REPUBLIKA.CO.ID, JAKARTA -- Diet puasa atau dikenal sebagai intermittent fasting menjadi salah satu jenis diet yang cukup populer dalam beberapa waktu belakangan. Dalam cara diet ini, pola makan diatur dengan jam.
Orang-orang yang menerapkan intermittent fasting dapat mengkonsumsi jenis makanan apapun pada jam tertentu, namun selebihnya harus berpuasa. Meski demikian, puasa dalam diet ini adalah hanya diperbolehkan untuk mengkonsumsi air mineral.
Terlepas dari popularitas intermitten fasting, selama ini pembahasan mengenai efek samping dari metode diet ini masih sangat jarang dibahas. Dilansir melalui Bustle, Senin (20/1), sejumlah ahli diet dan pakar nutrisi sebenarnya telah menyuarakan keprohatinan karena adanya dampak dari diet puasa ini, termasuk dalam kesehatan mental, kinerja kognitif, kesehatan usus, gula darah, dan sikap terhadap makanan.

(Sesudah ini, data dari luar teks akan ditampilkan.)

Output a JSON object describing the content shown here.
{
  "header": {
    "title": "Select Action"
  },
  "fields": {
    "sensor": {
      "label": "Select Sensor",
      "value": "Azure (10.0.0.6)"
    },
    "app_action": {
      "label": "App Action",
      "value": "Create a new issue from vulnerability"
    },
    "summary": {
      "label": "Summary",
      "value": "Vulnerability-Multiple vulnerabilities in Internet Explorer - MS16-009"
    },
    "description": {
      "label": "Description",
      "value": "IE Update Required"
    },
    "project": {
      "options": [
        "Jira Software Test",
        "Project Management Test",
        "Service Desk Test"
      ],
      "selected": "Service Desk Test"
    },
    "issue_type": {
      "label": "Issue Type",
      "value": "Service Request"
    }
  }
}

"Hanya makan selama jangka waktu tertentu setiap hari memutus hubungan kita dengan tubuh kita," Alissa Rumsey, ahli diet yang berbasis di New York, Amerika Serikat (AS).
Menurut Rumsey, saat orang membiarkan diri mereka makan di waktu tertentu, maka mereka juga sama sekali mengabaikan isyarat kelaparan yang muncul dari dalam tubuh. Ini berarti intermittent fasting membuat Anda berhenti mendengarkan kebutuhan dan keinginan tubuh dan itu memberi efek samping yang luas bagi tubuh.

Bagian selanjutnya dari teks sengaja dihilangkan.